At the height of all sorts of crisis in the Balochistan, youth drive change making positive use of internet. In 2009, Zia Khan a resident of Quetta, 29 back then mobilized youth through social media setting incomparable examples of community service not only for his underdeveloped home province but for the entire region.

Driven by self-motivation, he first noticed the persisting social issues that could be solved by and for the youth with little efforts just a few steps away, hence his journey began the day he initiated a Facebook group named “Quetta Online.”

Turning his inclusive strategy into action still required perseverance from him and the young people who started to join his social media group. “Being an Information Technology professional, my idea was to gather a group of like-minded youth and providing them an opportunity to rethink about the possible solutions of the problems that exist in their societies and to overcome issues like cyber crime. However, in the coming years this turned out to be a lot more than what we expected,” Says Zia Khan the founder of Quetta Online.

Zia

Zia Khan

Today with more than 28,000 virtual members, Quetta Online is one of leading youth volunteer organizations in the province empowering youth to act, lead, change and inspire “In the beginning it was a platform to engage youth with quizzes and informational posts raising awareness about different educational, social and health related matters,” says Zia Khan who later started offering online communication trainings, IT tutorials and career counseling but as the number of the members grew he thought about doing something on ground with a larger impact.

In November 2010 Quetta Online conducted its first meeting in a college for 35 of its members to find even more creative ways social media could be used. During the coming years they organized sport activities mainly cricket tournaments followed by awareness sessions for Quetta’s young athletes.

Not limiting the activities only to social development and youth, Quetta Online’s missions also include help saving lives. Their humanitarian efforts from 2010 and onwards for instance; blood donation activities on daily basis and fund raising with the help of social media for the people in need with medical conditions has been a huge support for the less privileged people of Balochistan.

His campaign “Quetta is our city, it’s our responsibility keep it clean” is another stand taken by his group to save environment and help maintain the beauty of provincial capital by tree plantation and picnic points cleaning activities followed by their recent project of painting Zebra crossings on different roads of Quetta with the help of young volunteers. But Zia Khan is conscious that despite the support of his volunteer team members and many other virtual followers, naysayers still exist: “In the beginning it was hard to continue working, knowing that our activities were also being taken as negative acts but now it doesn’t really matter as far as we are firm to keep our struggle on with diverse strategies.”

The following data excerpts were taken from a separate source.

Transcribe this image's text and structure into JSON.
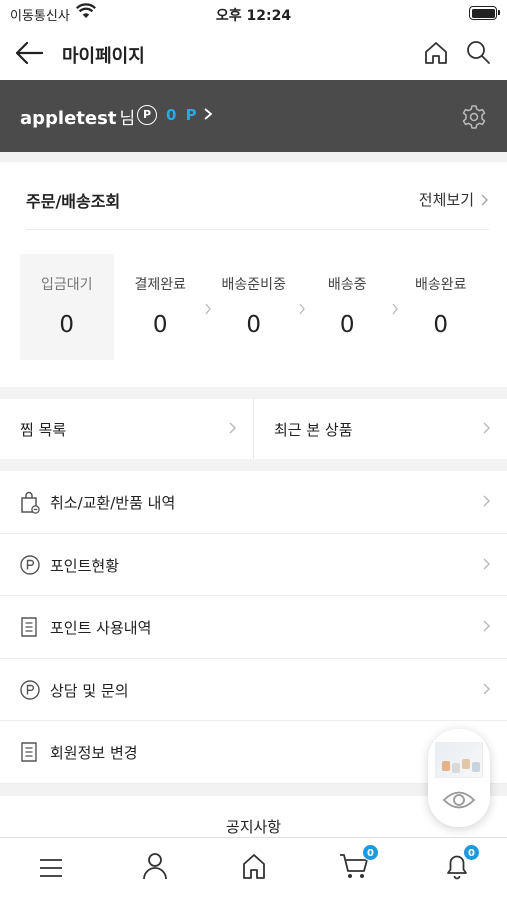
{
  "status": {
    "carrier": "이동통신사",
    "time": "오후 12:24"
  },
  "header": {
    "title": "마이페이지"
  },
  "user": {
    "name": "appletest",
    "suffix": "님",
    "point_icon": "P",
    "points": "0 P"
  },
  "orders": {
    "title": "주문/배송조회",
    "view_all": "전체보기",
    "steps": [
      {
        "label": "입금대기",
        "count": "0"
      },
      {
        "label": "결제완료",
        "count": "0"
      },
      {
        "label": "배송준비중",
        "count": "0"
      },
      {
        "label": "배송중",
        "count": "0"
      },
      {
        "label": "배송완료",
        "count": "0"
      }
    ]
  },
  "shortcuts": {
    "wishlist": "찜 목록",
    "recent": "최근 본 상품"
  },
  "menu": [
    {
      "label": "취소/교환/반품 내역",
      "icon": "bag-icon"
    },
    {
      "label": "포인트현황",
      "icon": "point-icon"
    },
    {
      "label": "포인트 사용내역",
      "icon": "document-icon"
    },
    {
      "label": "상담 및 문의",
      "icon": "point-icon"
    },
    {
      "label": "회원정보 변경",
      "icon": "document-icon"
    }
  ],
  "notice": {
    "label": "공지사항"
  },
  "tabbar": {
    "cart_badge": "0",
    "bell_badge": "0"
  },
  "colors": {
    "accent": "#1b9ae0",
    "user_bar": "#4b4b4b",
    "points": "#2aa7e8"
  }
}
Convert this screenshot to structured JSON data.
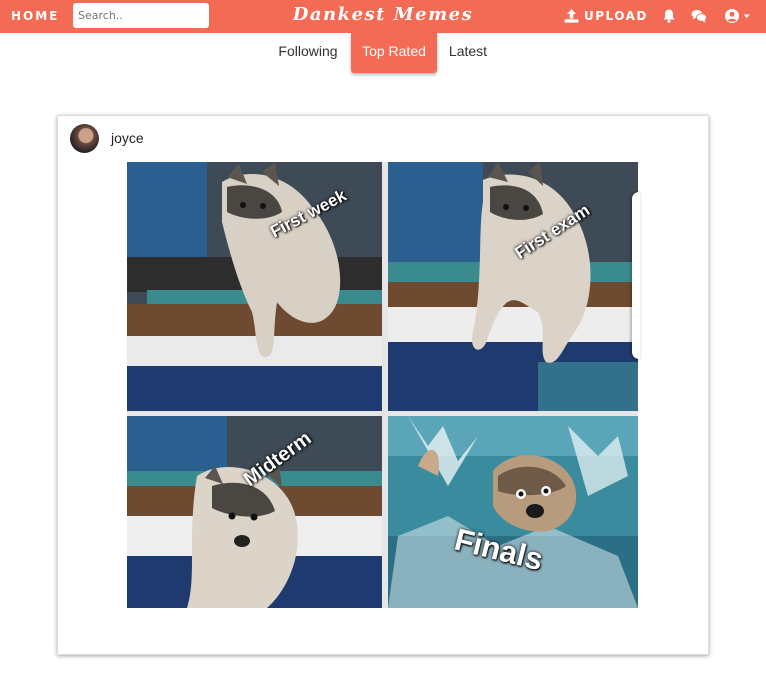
{
  "nav": {
    "home": "HOME",
    "search_placeholder": "Search..",
    "brand": "Dankest Memes",
    "upload": "UPLOAD",
    "icons": [
      "upload-icon",
      "bell-icon",
      "chat-icon",
      "user-circle-icon",
      "caret-down-icon"
    ],
    "accent_color": "#f36b54"
  },
  "tabs": [
    {
      "label": "Following",
      "active": false
    },
    {
      "label": "Top Rated",
      "active": true
    },
    {
      "label": "Latest",
      "active": false
    }
  ],
  "post": {
    "username": "joyce",
    "captions": [
      "First week",
      "First exam",
      "Midterm",
      "Finals"
    ]
  }
}
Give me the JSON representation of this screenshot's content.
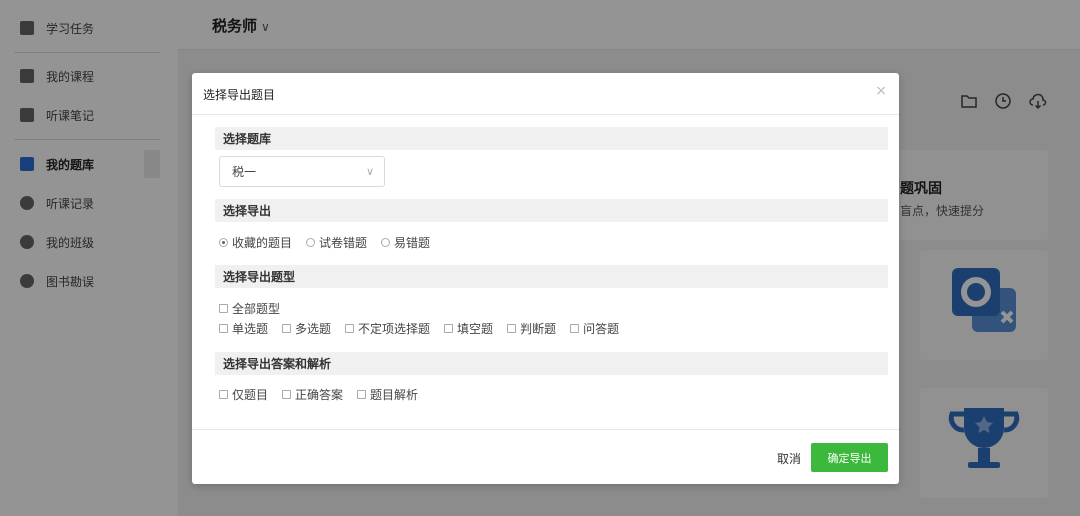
{
  "sidebar": {
    "items": [
      {
        "label": "学习任务",
        "icon": "task-list-icon"
      },
      {
        "label": "我的课程",
        "icon": "course-play-icon"
      },
      {
        "label": "听课笔记",
        "icon": "notes-icon"
      },
      {
        "label": "我的题库",
        "icon": "question-bank-icon"
      },
      {
        "label": "听课记录",
        "icon": "history-clock-icon"
      },
      {
        "label": "我的班级",
        "icon": "class-people-icon"
      },
      {
        "label": "图书勘误",
        "icon": "search-icon"
      }
    ]
  },
  "header": {
    "course": "税务师",
    "chevron": "∨"
  },
  "background": {
    "card_title": "题巩固",
    "card_sub": "盲点，快速提分"
  },
  "modal": {
    "title": "选择导出题目",
    "close": "×",
    "sections": {
      "bank": "选择题库",
      "export": "选择导出",
      "type": "选择导出题型",
      "answer": "选择导出答案和解析"
    },
    "bank_select": {
      "value": "税一",
      "arrow": "∨"
    },
    "export_options": [
      {
        "label": "收藏的题目",
        "checked": true
      },
      {
        "label": "试卷错题",
        "checked": false
      },
      {
        "label": "易错题",
        "checked": false
      }
    ],
    "type_all": "全部题型",
    "type_options": [
      "单选题",
      "多选题",
      "不定项选择题",
      "填空题",
      "判断题",
      "问答题"
    ],
    "answer_options": [
      "仅题目",
      "正确答案",
      "题目解析"
    ],
    "cancel": "取消",
    "confirm": "确定导出"
  },
  "colors": {
    "accent": "#3cb93c",
    "active": "#2b6fd6"
  }
}
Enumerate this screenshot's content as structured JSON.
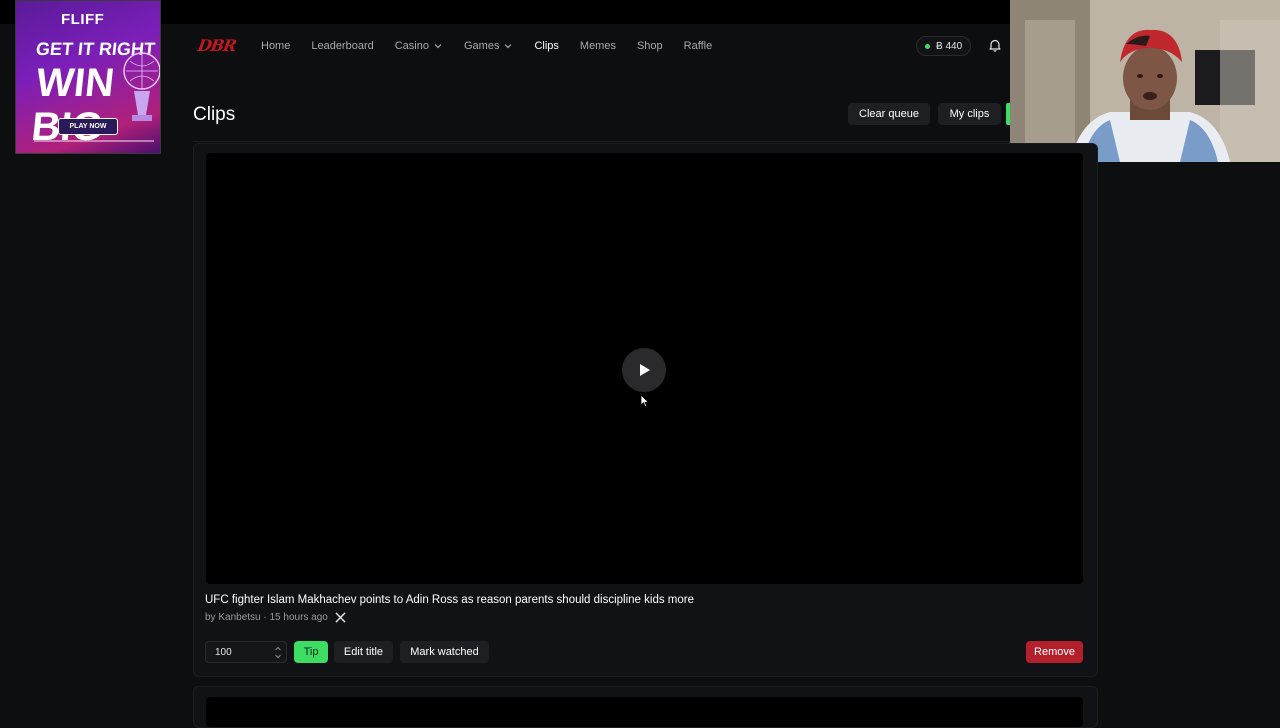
{
  "header": {
    "logo": "DBR",
    "nav": [
      {
        "label": "Home"
      },
      {
        "label": "Leaderboard"
      },
      {
        "label": "Casino"
      },
      {
        "label": "Games"
      },
      {
        "label": "Clips"
      },
      {
        "label": "Memes"
      },
      {
        "label": "Shop"
      },
      {
        "label": "Raffle"
      }
    ],
    "balance": "Ƀ 440"
  },
  "ad": {
    "brand": "FLIFF",
    "line1": "GET IT RIGHT",
    "line2": "WIN BIG",
    "cta": "PLAY NOW"
  },
  "page": {
    "title": "Clips",
    "clear_queue": "Clear queue",
    "my_clips": "My clips"
  },
  "clip": {
    "title": "UFC fighter Islam Makhachev points to Adin Ross as reason parents should discipline kids more",
    "meta": "by Kanbetsu · 15 hours ago",
    "tip_amount": "100",
    "tip_label": "Tip",
    "edit_title_label": "Edit title",
    "mark_watched_label": "Mark watched",
    "remove_label": "Remove"
  },
  "colors": {
    "accent_green": "#3ddc63",
    "danger_red": "#b3202b",
    "logo_red": "#c4161c",
    "background": "#0d0e10"
  }
}
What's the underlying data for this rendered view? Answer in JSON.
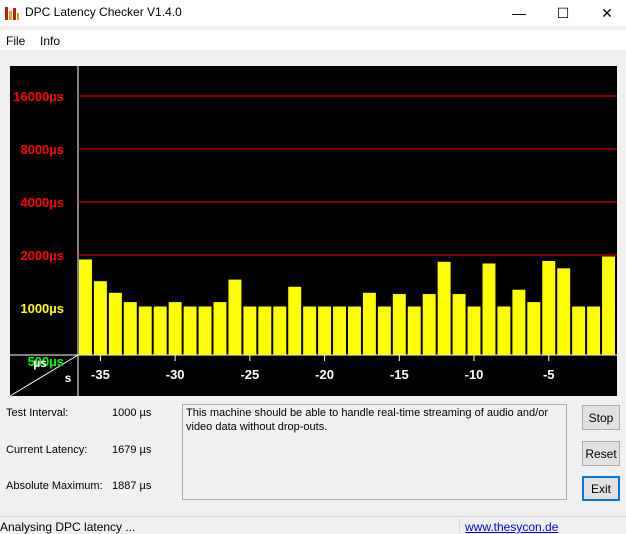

Social organizations originated for the youth in particular to drive change are still unique in a province where social, economic and political crisis have encircled each sector, yet during the last one decade several self-driven individuals from different districts with unrivaled determination have been taking stands to change the way things are.

So far, Quetta Online has linked up with members and carried out projects only in Quetta. Seeing his organization as an institute for youth, Zia Khan plans to expand his outreach to the other district of Balochistan in the coming years to inspire more youth and to get his idea replicated.